Sixteen items in the AL domain were deleted due to high missing data (> 20%) or other associated psychometric issues (e.g., misfit). Items relating to social participation (e.g., Participating in community groups) were particularly susceptible to missing data. This may have been because these activities were not relevant to our elderly participants or because data collection occurred during the COVID-19 pandemic, during which Singapore spent ~ 100 days under strict lockdown [40] with many community activities suspended. As items that are likely to elicit the ‘non-applicable’ response are a threat to CAT efficiency, six ‘social participation’ items with high missing data were removed. While several ‘social participation’ items remain in the IB, users with a focus on measuring activity limitation in a social context may wish to include additional related questionnaires.

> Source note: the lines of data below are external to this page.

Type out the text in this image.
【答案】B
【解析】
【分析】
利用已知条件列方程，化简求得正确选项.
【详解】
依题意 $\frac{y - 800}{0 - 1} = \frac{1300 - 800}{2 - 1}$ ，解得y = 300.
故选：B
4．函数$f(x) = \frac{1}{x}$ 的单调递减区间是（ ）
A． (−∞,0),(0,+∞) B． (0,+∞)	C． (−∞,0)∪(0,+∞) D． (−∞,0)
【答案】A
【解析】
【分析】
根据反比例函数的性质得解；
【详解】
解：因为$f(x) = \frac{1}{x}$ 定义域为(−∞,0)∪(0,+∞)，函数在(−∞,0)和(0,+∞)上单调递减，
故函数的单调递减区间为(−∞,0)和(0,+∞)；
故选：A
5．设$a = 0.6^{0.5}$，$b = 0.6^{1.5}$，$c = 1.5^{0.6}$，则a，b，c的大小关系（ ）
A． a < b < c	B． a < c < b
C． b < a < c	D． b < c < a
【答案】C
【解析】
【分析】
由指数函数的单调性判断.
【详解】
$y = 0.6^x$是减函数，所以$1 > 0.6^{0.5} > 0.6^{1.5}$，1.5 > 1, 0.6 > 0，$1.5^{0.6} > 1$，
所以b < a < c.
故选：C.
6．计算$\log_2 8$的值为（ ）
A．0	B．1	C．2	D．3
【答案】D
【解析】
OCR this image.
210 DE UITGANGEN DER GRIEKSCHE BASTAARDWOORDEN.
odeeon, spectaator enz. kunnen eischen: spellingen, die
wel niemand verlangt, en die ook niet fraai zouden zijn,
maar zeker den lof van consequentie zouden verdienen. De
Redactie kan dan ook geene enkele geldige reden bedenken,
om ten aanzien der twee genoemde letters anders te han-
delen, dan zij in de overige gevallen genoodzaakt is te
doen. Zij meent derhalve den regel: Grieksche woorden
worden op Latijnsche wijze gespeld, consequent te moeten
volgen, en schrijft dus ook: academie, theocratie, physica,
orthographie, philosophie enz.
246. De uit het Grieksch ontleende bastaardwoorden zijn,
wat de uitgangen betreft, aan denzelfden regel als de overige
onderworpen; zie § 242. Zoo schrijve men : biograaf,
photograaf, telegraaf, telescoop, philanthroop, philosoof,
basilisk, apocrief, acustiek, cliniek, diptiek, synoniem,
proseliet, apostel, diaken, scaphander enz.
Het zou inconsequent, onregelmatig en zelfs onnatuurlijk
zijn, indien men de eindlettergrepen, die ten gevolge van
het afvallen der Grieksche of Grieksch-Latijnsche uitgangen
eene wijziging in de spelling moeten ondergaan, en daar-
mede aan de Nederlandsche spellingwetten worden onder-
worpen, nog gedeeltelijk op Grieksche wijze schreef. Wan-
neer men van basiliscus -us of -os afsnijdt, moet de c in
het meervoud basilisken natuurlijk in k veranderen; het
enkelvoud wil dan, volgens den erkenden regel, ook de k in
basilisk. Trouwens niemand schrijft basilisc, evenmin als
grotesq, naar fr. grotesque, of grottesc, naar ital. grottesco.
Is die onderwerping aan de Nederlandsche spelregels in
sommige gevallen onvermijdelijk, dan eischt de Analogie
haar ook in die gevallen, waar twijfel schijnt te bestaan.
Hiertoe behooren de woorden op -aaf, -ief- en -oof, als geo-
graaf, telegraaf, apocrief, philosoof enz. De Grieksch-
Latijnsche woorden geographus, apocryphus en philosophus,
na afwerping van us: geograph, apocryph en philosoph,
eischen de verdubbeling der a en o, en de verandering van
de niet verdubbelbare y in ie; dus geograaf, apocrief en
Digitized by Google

Despite iterative remedial steps, the OS IB displayed suboptimal precision (PSI 1.75), which may be due to a lack of variance in our sample population. Indeed, few participants had VI in the better eye (11.6%) resulting in a sample skewed towards the higher end of the ‘ability’ spectrum. However, because the PSI/PR values fall well within a useful range for a measurement tool [22], we retained the OS scale due to high perceived importance in our qualitative participant responses [19], and input from our team’s research clinicians that changes in OS consequent to glaucoma and its associated interventions are integral to clinical care outcomes.
The PSY domain needed to be split to resolve multidimensionality, which is not unexpected given that it contained items relating to ‘concerns’ (e.g., falling), social life (e.g., becoming socially isolated), and emotional reactions (e.g., feel frustrated). Indeed, sister instruments for diabetic retinopathy (RetCAT™ [13, 41]) and GlauCAT™-Western [17] both have > 1 domain measuring the psychosocial aspects of HRQoL. In a head-to-head comparison of the two GlauCAT instruments, the newly developed Asian version is more compact, comprising only seven domains compared to 12. While 5/7 GlauCAT™-Asian domains (namely OS, AL, MB, LT, CN) are like those in the original, the remaining two domains differ. The PSY domain in GlauCAT™-Asian covers content found in two domains of GlauCAT™-Western (Emotional and Social) and, while the GM domain in GlauCAT™-Asian has some similarities to the Convenience-Treatment domain in GlauCAT™-Western, it has twice the number of items and covers a broader range of treatment-related issues.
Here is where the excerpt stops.